Las casualidades suelen ser, a la hora de escribir, buenos puntos de partida si no los únicos. El domingo pasado, antesdeayer, estuve deambulando un rato, como acostumbro, por el mercadillo de antigüedades que se monta al lado de mi casa. La gente se suele quejar porque hay un poco de todo, ni más ni menos como en todas partes, porque el plástico compite con la madera, la escayola con el bronce pero al fin y al cabo se venden, o se intenta, los restos de un país pobre hasta ayer mismo.

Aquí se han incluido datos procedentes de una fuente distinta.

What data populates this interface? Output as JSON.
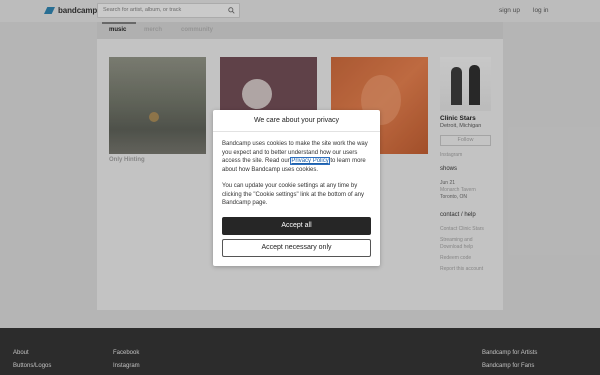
{
  "header": {
    "logo_text": "bandcamp",
    "search_placeholder": "Search for artist, album, or track",
    "signup_label": "sign up",
    "login_label": "log in"
  },
  "tabs": [
    {
      "label": "music",
      "active": true
    },
    {
      "label": "merch",
      "active": false
    },
    {
      "label": "community",
      "active": false
    }
  ],
  "albums": [
    {
      "title": "Only Hinting"
    }
  ],
  "artist": {
    "name": "Clinic Stars",
    "location": "Detroit, Michigan",
    "follow_label": "Follow",
    "instagram_label": "Instagram",
    "shows_heading": "shows",
    "show_date": "Jun 21",
    "show_venue": "Monarch Tavern",
    "show_city": "Toronto, ON",
    "contact_heading": "contact / help",
    "contact_links": [
      "Contact Clinic Stars",
      "Streaming and",
      "Download help",
      "Redeem code",
      "Report this account"
    ]
  },
  "cookie_dialog": {
    "title": "We care about your privacy",
    "p1_before": "Bandcamp uses cookies to make the site work the way you expect and to better understand how our users access the site. Read our ",
    "p1_link": "Privacy Policy",
    "p1_after": " to learn more about how Bandcamp uses cookies.",
    "p2": "You can update your cookie settings at any time by clicking the \"Cookie settings\" link at the bottom of any Bandcamp page.",
    "accept_all_label": "Accept all",
    "accept_necessary_label": "Accept necessary only"
  },
  "footer": {
    "col1": [
      "About",
      "Buttons/Logos"
    ],
    "col2": [
      "Facebook",
      "Instagram"
    ],
    "col3": [
      "Bandcamp for Artists",
      "Bandcamp for Fans"
    ]
  },
  "colors": {
    "accent": "#2e7ea8",
    "primary_button": "#262626",
    "footer_bg": "#333333"
  }
}
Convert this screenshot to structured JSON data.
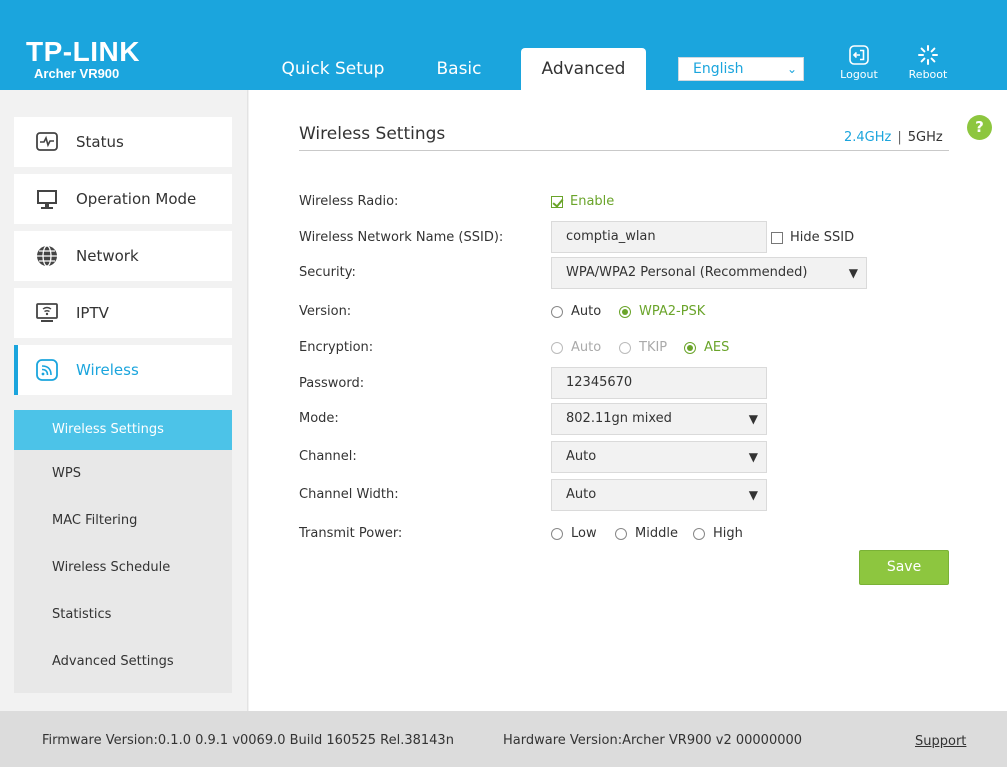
{
  "brand": {
    "logo": "TP-LINK",
    "model": "Archer VR900"
  },
  "tabs": [
    {
      "label": "Quick Setup"
    },
    {
      "label": "Basic"
    },
    {
      "label": "Advanced"
    }
  ],
  "language": {
    "selected": "English"
  },
  "header_buttons": {
    "logout": "Logout",
    "reboot": "Reboot"
  },
  "sidebar": {
    "items": [
      {
        "label": "Status",
        "icon": "status-icon"
      },
      {
        "label": "Operation Mode",
        "icon": "monitor-icon"
      },
      {
        "label": "Network",
        "icon": "globe-icon"
      },
      {
        "label": "IPTV",
        "icon": "iptv-icon"
      },
      {
        "label": "Wireless",
        "icon": "wireless-icon"
      }
    ],
    "wireless_submenu": [
      "Wireless Settings",
      "WPS",
      "MAC Filtering",
      "Wireless Schedule",
      "Statistics",
      "Advanced Settings"
    ]
  },
  "main": {
    "title": "Wireless Settings",
    "bands": {
      "band_24": "2.4GHz",
      "separator": "|",
      "band_5": "5GHz"
    },
    "help": "?",
    "labels": {
      "radio": "Wireless Radio:",
      "ssid": "Wireless Network Name (SSID):",
      "security": "Security:",
      "version": "Version:",
      "encryption": "Encryption:",
      "password": "Password:",
      "mode": "Mode:",
      "channel": "Channel:",
      "width": "Channel Width:",
      "power": "Transmit Power:"
    },
    "radio_enable": "Enable",
    "ssid_value": "comptia_wlan",
    "hide_ssid": "Hide SSID",
    "security_value": "WPA/WPA2 Personal (Recommended)",
    "version_options": [
      "Auto",
      "WPA2-PSK"
    ],
    "encryption_options": [
      "Auto",
      "TKIP",
      "AES"
    ],
    "password_value": "12345670",
    "mode_value": "802.11gn mixed",
    "channel_value": "Auto",
    "width_value": "Auto",
    "power_options": [
      "Low",
      "Middle",
      "High"
    ],
    "save": "Save"
  },
  "footer": {
    "firmware": "Firmware Version:0.1.0 0.9.1 v0069.0 Build 160525 Rel.38143n",
    "hardware": "Hardware Version:Archer VR900 v2 00000000",
    "support": "Support"
  },
  "colors": {
    "brand_blue": "#1ba5dd",
    "green": "#8dc63f",
    "active_sub": "#4cc3e8"
  }
}
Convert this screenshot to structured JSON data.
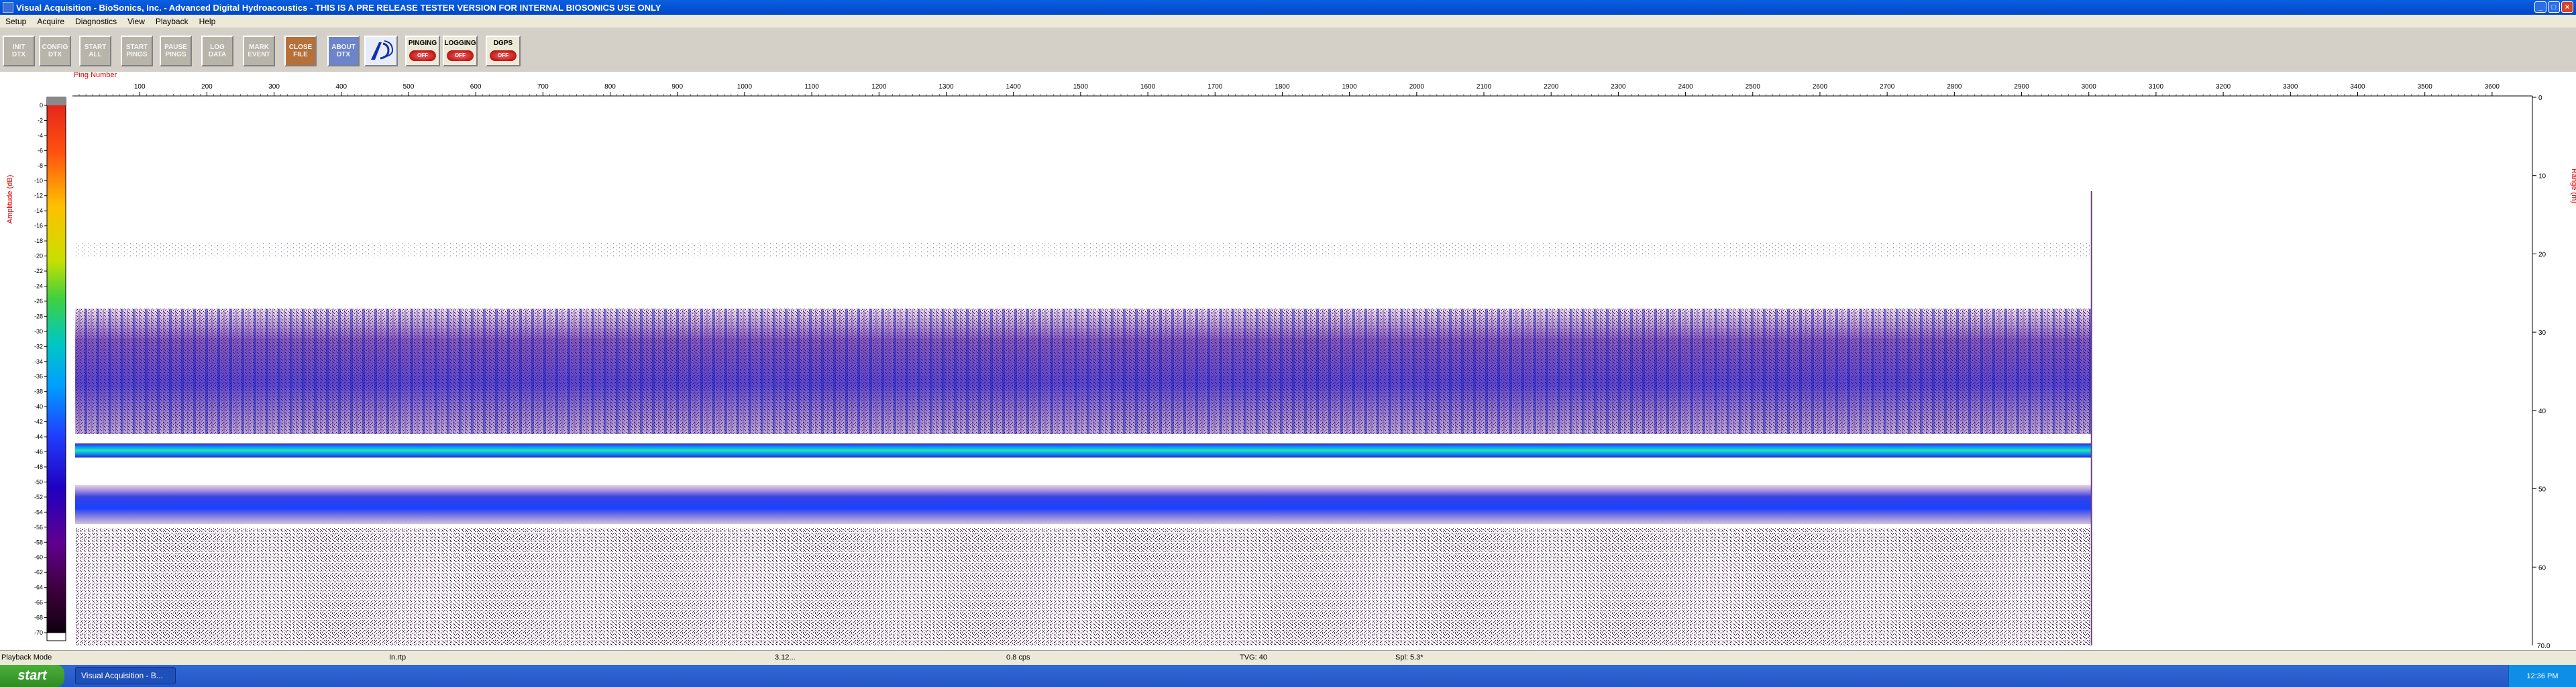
{
  "window": {
    "title": "Visual Acquisition  -  BioSonics, Inc.  -  Advanced Digital Hydroacoustics  -  THIS IS A PRE RELEASE TESTER VERSION FOR INTERNAL BIOSONICS USE ONLY"
  },
  "menu": [
    "Setup",
    "Acquire",
    "Diagnostics",
    "View",
    "Playback",
    "Help"
  ],
  "toolbar": {
    "buttons": [
      {
        "l1": "INIT",
        "l2": "DTX",
        "x": 4
      },
      {
        "l1": "CONFIG",
        "l2": "DTX",
        "x": 58
      },
      {
        "l1": "START",
        "l2": "ALL",
        "x": 118
      },
      {
        "l1": "START",
        "l2": "PINGS",
        "x": 180
      },
      {
        "l1": "PAUSE",
        "l2": "PINGS",
        "x": 238
      },
      {
        "l1": "LOG",
        "l2": "DATA",
        "x": 300
      },
      {
        "l1": "MARK",
        "l2": "EVENT",
        "x": 362
      },
      {
        "l1": "CLOSE",
        "l2": "FILE",
        "x": 424
      },
      {
        "l1": "ABOUT",
        "l2": "DTX",
        "x": 488
      }
    ],
    "indicators": [
      {
        "label": "PINGING",
        "state": "OFF",
        "x": 604
      },
      {
        "label": "LOGGING",
        "state": "OFF",
        "x": 660
      },
      {
        "label": "DGPS",
        "state": "OFF",
        "x": 724
      }
    ]
  },
  "chart_data": {
    "type": "heatmap",
    "xlabel": "Ping Number",
    "ylabel_left": "Amplitude (dB)",
    "ylabel_right": "Range (m)",
    "x_ticks": [
      100,
      200,
      300,
      400,
      500,
      600,
      700,
      800,
      900,
      1000,
      1100,
      1200,
      1300,
      1400,
      1500,
      1600,
      1700,
      1800,
      1900,
      2000,
      2100,
      2200,
      2300,
      2400,
      2500,
      2600,
      2700,
      2800,
      2900,
      3000,
      3100,
      3200,
      3300,
      3400,
      3500,
      3600
    ],
    "xlim": [
      0,
      3660
    ],
    "data_end_ping": 3000,
    "range_ticks": [
      0,
      10,
      20,
      30,
      40,
      50,
      60
    ],
    "range_end_label": "70.0",
    "ylim_range": [
      0,
      70
    ],
    "color_scale_ticks": [
      0,
      -2,
      -4,
      -6,
      -8,
      -10,
      -12,
      -14,
      -16,
      -18,
      -20,
      -22,
      -24,
      -26,
      -28,
      -30,
      -32,
      -34,
      -36,
      -38,
      -40,
      -42,
      -44,
      -46,
      -48,
      -50,
      -52,
      -54,
      -56,
      -58,
      -60,
      -62,
      -64,
      -66,
      -68,
      -70
    ],
    "bands": [
      {
        "range_m": [
          18.5,
          20.5
        ],
        "level": "weak"
      },
      {
        "range_m": [
          27,
          43
        ],
        "level": "moderate"
      },
      {
        "range_m": [
          44.2,
          46.0
        ],
        "level": "strong"
      },
      {
        "range_m": [
          49.5,
          54.5
        ],
        "level": "moderate-strong"
      },
      {
        "range_m": [
          55,
          70
        ],
        "level": "weak-scattered"
      }
    ]
  },
  "status": {
    "mode": "Playback Mode",
    "seg1": "In.rtp",
    "seg2": "3.12...",
    "seg3": "0.8 cps",
    "seg4": "TVG: 40",
    "seg5": "Spl: 5.3*"
  },
  "taskbar": {
    "start": "start",
    "item": "Visual Acquisition - B...",
    "clock": "12:36 PM"
  }
}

En el rincón más desesperado de esa venta ambulante, donde la herrumbre convive a sus anchas con el olor a sardinas y a chipirones fritos, donde el sol parece que va a acabar de derruir los últimos restos del foro romano (esto fue una de las capitales de la Roma antigua), ahí, apoyados en un lienzo de muralla, estaban dos adolescentes marroquíes con los deshechos de los deshechos pero no tanto. Sobre un paño que algún día había sido color púrpura (¿imperial?) yacían muñecas descabezadas, zapatos sin par, desparejados, fotografías rotas, querubines sin alas, marcos sin cuadros, bandejas sin asas, y en el centro, como un túmulo, un montón abigarrado de libros que pelaban por no desteñirse más al sol, por encontrar dueño, por ser leídos.
Y había de todo, claro está. Y no del todo malo. Me quedé con tres, dos que no los digo y otro que me entretuvo el resto del domingo y me hizo trasnochar. No lo conocía y me ha gustado tanto como el sol, como el domingo sin misa, como el vermú Yzaguirre con un chorrito de sifón y una aceituna.
Un feroz apetito, de Marina Pino, narra en un tono fantástico, culto, divertido, con sentido del humor y con un desparpajo al que no estoy acostumbrado las aventuras culinarias y gastronómicas del caballero Giacomo Casanova desde el preludio, fantástico, de su alumbramiento en una Venecia fétida y feroz, hasta la decadencia final tras numerosas y sabrosísimas aventuras y desventuras arriba y abajo de Europa.
El libro, que mereció el premio Sent Soví en el año 2001, está estupendamente escrito y se lee de un tirón, un tirón mucho más leve que las Memorias del caballero de Seingalt, de las que creo que nunca pasé del primer tomo, y resulta que una tarde calurosa y media noche más fresquita de mi agosto mediterráneo me hizo acometer el Grand Tour sin esperármelo, de Venecia a París, luego a Ámsterdam, a San Petersburgo, al Madrid de Sabatini, de mesa en mesa, de vino en vino, con elogios a los quesos, a las posadas, a los pasteles de carne, al mar que nos hace ir y venir, aunque nos quedemos quietos.
Este mediodía miraba unas nubes torvas desde mi playa que seguramente empujaban hasta mi casa dos eolos venidos a menos (o a lo mejor a más) que hacían lo mismo que yo desde Paestum, por ejemplo, bastante cerca de Nápoles y donde las playas ya son un poco menos negras y, desde luego, mejores. Todos súbditos de Roma, unos mirando hacia aquí y el otro hacia allá. Y me he acordado del plato que el caballero Casanova citaba como uno de los mejores de su atropellada vida en el Epílogo a su libro: el timbal de macarrones napolitano, el monstruo dorado, la cocina como monumento literario desde el barroco de Casanova hasta ayer mismo, vísperas de la decadencia: pizza & pasta.
Hace justo un año me desgañité con otro timbal, ese más sorrentino, el del príncipe de Salina en su verano airado, al inicio de El gatopardo, cocinado entre Lampedusa y Visconti. Este mediodía no me he atrevido a cocinar: mi barroco dorado termina en una tortilla de patata y cebolla y le sigo poniendo demasiado vinagre a la ensalada. Dieta, pues (de nuevo) como el caballero de Seingalt al final de sus días y cuando las cosas venían mal dadas. Ayuno y sol. Y la mejor literatura.